Le grandi multinazionali che esportano i loro prodotti in numerosi Paesi del mondo hanno la facoltà, purchè correttamente segnalato nelle apposite etichette, di utilizzare ingredienti di diversa qualità secondo una base puramente discrezionale. Di conseguenza, non sarebbe da considerare un’anomalia trovare l’identico prodotto con una qualità inferiore o un altro con una qualità superiore, in uno Stato differente. Infatti, tale fenomeno è ampiamente riscontrabile, specialmente nei Paesi dell’est europeo, i cui abitanti e consumatori sembrano essere coloro che ne patiscono le conseguenze. «É il più grosso scandalo del passato recente» ha dichiarato il portavoce dell’esecutivo dell’Ungheria, «Siamo stufi di essere il bidone della spazzatura d’Europa» ha affermato successivamente il ministro dell’Agricoltura della Repubblica Ceca.
Pare, infatti, esservi un’allarmante tendenza che induce le multinazionali ad usare ingredienti di qualità più scadente nei Paesi appena citati: per fare un banalissimo esempio, se uno yogurt in Germania contiene al suo interno dei pezzi di frutta, altrettanto non si può dire di uno yogurt importato in Polonia o Slovacchia, e così anche per quanto concerne altri prodotti confezionati o surgelati.

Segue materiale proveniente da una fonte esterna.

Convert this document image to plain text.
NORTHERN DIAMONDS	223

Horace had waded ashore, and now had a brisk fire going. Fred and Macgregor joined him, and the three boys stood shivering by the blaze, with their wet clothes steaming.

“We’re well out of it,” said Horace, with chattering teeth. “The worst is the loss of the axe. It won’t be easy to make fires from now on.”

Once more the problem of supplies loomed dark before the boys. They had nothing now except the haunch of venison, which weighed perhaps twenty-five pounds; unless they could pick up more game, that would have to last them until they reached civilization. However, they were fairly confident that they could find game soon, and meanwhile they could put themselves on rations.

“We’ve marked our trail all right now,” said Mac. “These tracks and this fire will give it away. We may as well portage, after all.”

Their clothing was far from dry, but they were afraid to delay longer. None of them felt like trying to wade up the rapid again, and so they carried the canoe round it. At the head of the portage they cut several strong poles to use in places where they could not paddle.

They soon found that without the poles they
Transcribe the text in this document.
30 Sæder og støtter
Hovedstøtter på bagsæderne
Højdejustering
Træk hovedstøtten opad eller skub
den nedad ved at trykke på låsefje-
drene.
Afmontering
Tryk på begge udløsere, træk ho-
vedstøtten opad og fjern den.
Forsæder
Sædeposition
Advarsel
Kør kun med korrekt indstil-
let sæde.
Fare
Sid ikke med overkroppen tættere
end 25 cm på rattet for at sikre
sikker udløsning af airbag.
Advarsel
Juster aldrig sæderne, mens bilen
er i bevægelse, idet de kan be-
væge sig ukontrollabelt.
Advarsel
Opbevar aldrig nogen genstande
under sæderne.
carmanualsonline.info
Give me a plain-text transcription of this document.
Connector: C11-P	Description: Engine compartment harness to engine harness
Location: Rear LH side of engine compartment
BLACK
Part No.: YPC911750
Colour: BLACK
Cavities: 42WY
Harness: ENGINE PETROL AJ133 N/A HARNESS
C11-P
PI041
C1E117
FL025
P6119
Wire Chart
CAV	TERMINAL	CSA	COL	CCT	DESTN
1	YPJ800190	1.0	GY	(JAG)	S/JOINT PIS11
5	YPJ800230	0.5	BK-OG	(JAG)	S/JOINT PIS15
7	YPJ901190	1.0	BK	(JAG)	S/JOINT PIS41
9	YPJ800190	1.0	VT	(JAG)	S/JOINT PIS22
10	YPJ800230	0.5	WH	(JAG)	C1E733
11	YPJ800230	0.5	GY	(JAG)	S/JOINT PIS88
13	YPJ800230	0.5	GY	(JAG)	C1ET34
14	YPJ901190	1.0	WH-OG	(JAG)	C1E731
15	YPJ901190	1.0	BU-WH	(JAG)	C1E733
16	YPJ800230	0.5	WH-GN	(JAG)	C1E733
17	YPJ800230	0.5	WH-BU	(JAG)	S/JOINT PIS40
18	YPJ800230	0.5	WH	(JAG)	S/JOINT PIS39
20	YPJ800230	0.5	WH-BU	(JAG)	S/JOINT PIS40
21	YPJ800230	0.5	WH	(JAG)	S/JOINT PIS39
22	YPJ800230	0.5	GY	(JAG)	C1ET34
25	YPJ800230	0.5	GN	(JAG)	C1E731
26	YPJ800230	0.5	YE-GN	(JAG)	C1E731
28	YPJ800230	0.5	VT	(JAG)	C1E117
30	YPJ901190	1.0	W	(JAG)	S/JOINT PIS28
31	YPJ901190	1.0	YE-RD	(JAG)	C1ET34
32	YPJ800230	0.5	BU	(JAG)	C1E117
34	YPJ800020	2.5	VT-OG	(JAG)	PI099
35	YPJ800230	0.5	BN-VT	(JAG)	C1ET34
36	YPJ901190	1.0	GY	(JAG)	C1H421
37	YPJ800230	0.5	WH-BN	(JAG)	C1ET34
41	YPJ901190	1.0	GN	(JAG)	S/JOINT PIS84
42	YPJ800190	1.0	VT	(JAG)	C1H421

La legislazione comunitaria, tuttavia, non impone delle direttive precise in materia; pertanto, è assolutamente legittimo per le grandi case di produzione utilizzare ingredienti di diversa qualità in base alla provenienza della richiesta dello Stato che importa.
Ciononostante, i cittadini vivono con grande insofferenza questa condizione di disparità e molti abitanti della Slovacchia spesso oltrepassano il confine e acquistano i prodotti necessari al loro fabbisogno nei supermercati austriaci, che garantiscono una qualità superiore. In merito, sarebbe interessante comprendere la ragione di tale differenziazione. Da un lato, gli esponenti delle multinazionali affermano di adottare tali misure nei Paesi in cui i cittadini hanno un reddito più basso, così da poter garantire anche l’abbassamento del prodotto delle merci; dall’altro, però, gli abitanti degli Stati interessati hanno più volte ribadito come non vi sia alcuna differenza di prezzo, ad esempio, tra dei succhi di frutta venduti in Austria ed altri venduti in Slovacchia. In conclusione, tale problematica sembra essere uno dei punti che al Parlamento Europeo, prima o poi, dovranno mettere in agenda.